O escudo do corpo e como esse germe o ultrapassa

Nosso sangue carrega uma rede de proteínas conhecida como sistema complemento, que patrulha em busca de intrusos. Quando ativado, o complemento marca micróbios para destruição e pode perfurar suas membranas com uma estrutura anelar chamada complexo de ataque de membrana.

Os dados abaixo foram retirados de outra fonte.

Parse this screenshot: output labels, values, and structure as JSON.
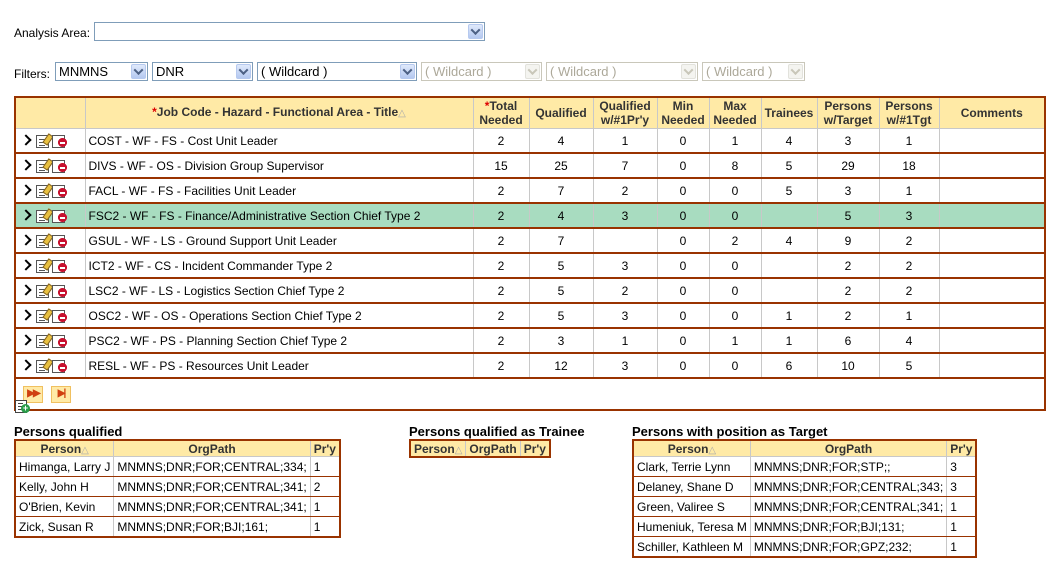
{
  "analysis_area": {
    "label": "Analysis Area:",
    "value": ""
  },
  "filters": {
    "label": "Filters:",
    "selects": [
      {
        "value": "MNMNS",
        "enabled": true
      },
      {
        "value": "DNR",
        "enabled": true
      },
      {
        "value": "( Wildcard )",
        "enabled": true
      },
      {
        "value": "( Wildcard )",
        "enabled": false
      },
      {
        "value": "( Wildcard )",
        "enabled": false
      },
      {
        "value": "( Wildcard )",
        "enabled": false
      }
    ]
  },
  "main_table": {
    "headers": {
      "title": "Job Code - Hazard - Functional Area - Title",
      "total_needed_1": "Total",
      "total_needed_2": "Needed",
      "qualified": "Qualified",
      "qualified_pry_1": "Qualified",
      "qualified_pry_2": "w/#1Pr'y",
      "min_needed_1": "Min",
      "min_needed_2": "Needed",
      "max_needed_1": "Max",
      "max_needed_2": "Needed",
      "trainees": "Trainees",
      "persons_target_1": "Persons",
      "persons_target_2": "w/Target",
      "persons_tgt1_1": "Persons",
      "persons_tgt1_2": "w/#1Tgt",
      "comments": "Comments",
      "required_mark": "*",
      "sort_mark": "△"
    },
    "rows": [
      {
        "title": "COST - WF - FS - Cost Unit Leader",
        "total": "2",
        "qualified": "4",
        "qual_pry": "1",
        "min": "0",
        "max": "1",
        "trainees": "4",
        "p_target": "3",
        "p_tgt1": "1",
        "comments": "",
        "selected": false
      },
      {
        "title": "DIVS - WF - OS - Division Group Supervisor",
        "total": "15",
        "qualified": "25",
        "qual_pry": "7",
        "min": "0",
        "max": "8",
        "trainees": "5",
        "p_target": "29",
        "p_tgt1": "18",
        "comments": "",
        "selected": false
      },
      {
        "title": "FACL - WF - FS - Facilities Unit Leader",
        "total": "2",
        "qualified": "7",
        "qual_pry": "2",
        "min": "0",
        "max": "0",
        "trainees": "5",
        "p_target": "3",
        "p_tgt1": "1",
        "comments": "",
        "selected": false
      },
      {
        "title": "FSC2 - WF - FS - Finance/Administrative Section Chief Type 2",
        "total": "2",
        "qualified": "4",
        "qual_pry": "3",
        "min": "0",
        "max": "0",
        "trainees": "",
        "p_target": "5",
        "p_tgt1": "3",
        "comments": "",
        "selected": true
      },
      {
        "title": "GSUL - WF - LS - Ground Support Unit Leader",
        "total": "2",
        "qualified": "7",
        "qual_pry": "",
        "min": "0",
        "max": "2",
        "trainees": "4",
        "p_target": "9",
        "p_tgt1": "2",
        "comments": "",
        "selected": false
      },
      {
        "title": "ICT2 - WF - CS - Incident Commander Type 2",
        "total": "2",
        "qualified": "5",
        "qual_pry": "3",
        "min": "0",
        "max": "0",
        "trainees": "",
        "p_target": "2",
        "p_tgt1": "2",
        "comments": "",
        "selected": false
      },
      {
        "title": "LSC2 - WF - LS - Logistics Section Chief Type 2",
        "total": "2",
        "qualified": "5",
        "qual_pry": "2",
        "min": "0",
        "max": "0",
        "trainees": "",
        "p_target": "2",
        "p_tgt1": "2",
        "comments": "",
        "selected": false
      },
      {
        "title": "OSC2 - WF - OS - Operations Section Chief Type 2",
        "total": "2",
        "qualified": "5",
        "qual_pry": "3",
        "min": "0",
        "max": "0",
        "trainees": "1",
        "p_target": "2",
        "p_tgt1": "1",
        "comments": "",
        "selected": false
      },
      {
        "title": "PSC2 - WF - PS - Planning Section Chief Type 2",
        "total": "2",
        "qualified": "3",
        "qual_pry": "1",
        "min": "0",
        "max": "1",
        "trainees": "1",
        "p_target": "6",
        "p_tgt1": "4",
        "comments": "",
        "selected": false
      },
      {
        "title": "RESL - WF - PS - Resources Unit Leader",
        "total": "2",
        "qualified": "12",
        "qual_pry": "3",
        "min": "0",
        "max": "0",
        "trainees": "6",
        "p_target": "10",
        "p_tgt1": "5",
        "comments": "",
        "selected": false
      }
    ],
    "pager": {
      "next_icon": "▶▶",
      "last_icon": "▶|"
    }
  },
  "persons_qualified": {
    "title": "Persons qualified",
    "headers": {
      "person": "Person",
      "orgpath": "OrgPath",
      "pry": "Pr'y",
      "sort_mark": "△"
    },
    "rows": [
      {
        "person": "Himanga, Larry J",
        "orgpath": "MNMNS;DNR;FOR;CENTRAL;334;",
        "pry": "1"
      },
      {
        "person": "Kelly, John H",
        "orgpath": "MNMNS;DNR;FOR;CENTRAL;341;",
        "pry": "2"
      },
      {
        "person": "O'Brien, Kevin",
        "orgpath": "MNMNS;DNR;FOR;CENTRAL;341;",
        "pry": "1"
      },
      {
        "person": "Zick, Susan R",
        "orgpath": "MNMNS;DNR;FOR;BJI;161;",
        "pry": "1"
      }
    ]
  },
  "persons_trainee": {
    "title": "Persons qualified as Trainee",
    "headers": {
      "person": "Person",
      "orgpath": "OrgPath",
      "pry": "Pr'y",
      "sort_mark": "△"
    },
    "rows": []
  },
  "persons_target": {
    "title": "Persons with position as Target",
    "headers": {
      "person": "Person",
      "orgpath": "OrgPath",
      "pry": "Pr'y",
      "sort_mark": "△"
    },
    "rows": [
      {
        "person": "Clark, Terrie Lynn",
        "orgpath": "MNMNS;DNR;FOR;STP;;",
        "pry": "3"
      },
      {
        "person": "Delaney, Shane D",
        "orgpath": "MNMNS;DNR;FOR;CENTRAL;343;",
        "pry": "3"
      },
      {
        "person": "Green, Valiree S",
        "orgpath": "MNMNS;DNR;FOR;CENTRAL;341;",
        "pry": "1"
      },
      {
        "person": "Humeniuk, Teresa M",
        "orgpath": "MNMNS;DNR;FOR;BJI;131;",
        "pry": "1"
      },
      {
        "person": "Schiller, Kathleen M",
        "orgpath": "MNMNS;DNR;FOR;GPZ;232;",
        "pry": "1"
      }
    ]
  },
  "colors": {
    "border": "#993300",
    "header_bg": "#ffeaa6",
    "selected_row": "#a8dcc0"
  }
}
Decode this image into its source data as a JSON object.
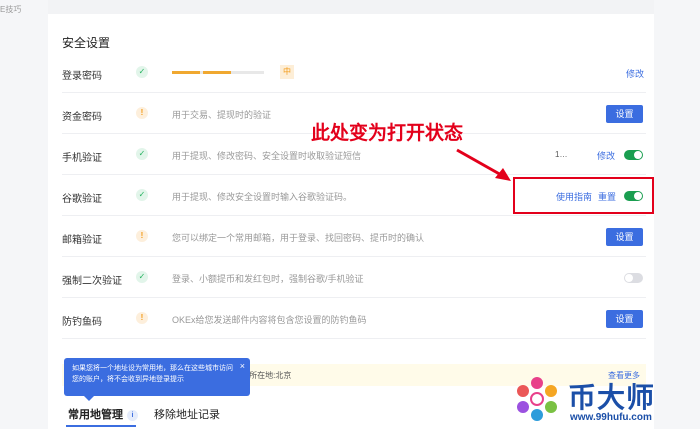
{
  "corner_text": "E技巧",
  "section_title": "安全设置",
  "rows": [
    {
      "label": "登录密码",
      "status": "ok",
      "strength": "中",
      "action": "修改"
    },
    {
      "label": "资金密码",
      "status": "warn",
      "desc": "用于交易、提现时的验证",
      "action": "设置"
    },
    {
      "label": "手机验证",
      "status": "ok",
      "desc": "用于提现、修改密码、安全设置时收取验证短信",
      "masked": "1…",
      "action": "修改",
      "toggle": "on"
    },
    {
      "label": "谷歌验证",
      "status": "ok",
      "desc": "用于提现、修改安全设置时输入谷歌验证码。",
      "guide": "使用指南",
      "action": "重置",
      "toggle": "on"
    },
    {
      "label": "邮箱验证",
      "status": "warn",
      "desc": "您可以绑定一个常用邮箱，用于登录、找回密码、提币时的确认",
      "action": "设置"
    },
    {
      "label": "强制二次验证",
      "status": "ok",
      "desc": "登录、小额提币和发红包时，强制谷歌/手机验证",
      "toggle": "off"
    },
    {
      "label": "防钓鱼码",
      "status": "warn",
      "desc": "OKEx给您发送邮件内容将包含您设置的防钓鱼码",
      "action": "设置"
    }
  ],
  "annotation": "此处变为打开状态",
  "info_bar": {
    "text": "04 所在地:北京",
    "more": "查看更多"
  },
  "tooltip": "如果您将一个地址设为常用地，那么在这些城市访问您的账户，将不会收到异地登录提示",
  "tabs": [
    {
      "label": "常用地管理",
      "info": "i"
    },
    {
      "label": "移除地址记录"
    }
  ],
  "watermark": {
    "brand": "币大师",
    "url": "www.99hufu.com"
  },
  "colors": {
    "accent": "#3b6de0",
    "success": "#1a9e50",
    "warning": "#f29a16",
    "annotation": "#e3001b"
  }
}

Borrelia recurrentis vive diretamente na corrente sanguínea e, portanto, enfrenta esse ataque desde o momento em que entra no corpo. Trabalhos anteriores mostraram que a bactéria pode sequestrar fatores humanos protetores para atenuar o complemento. A nova pesquisa revela que B. recurrentis também traz suas próprias ferramentas: um conjunto de cinco proteínas relacionadas de superfície externa, ChiA a ChiE, localizadas juntas em um grande segmento de DNA chamado megaplasmídio.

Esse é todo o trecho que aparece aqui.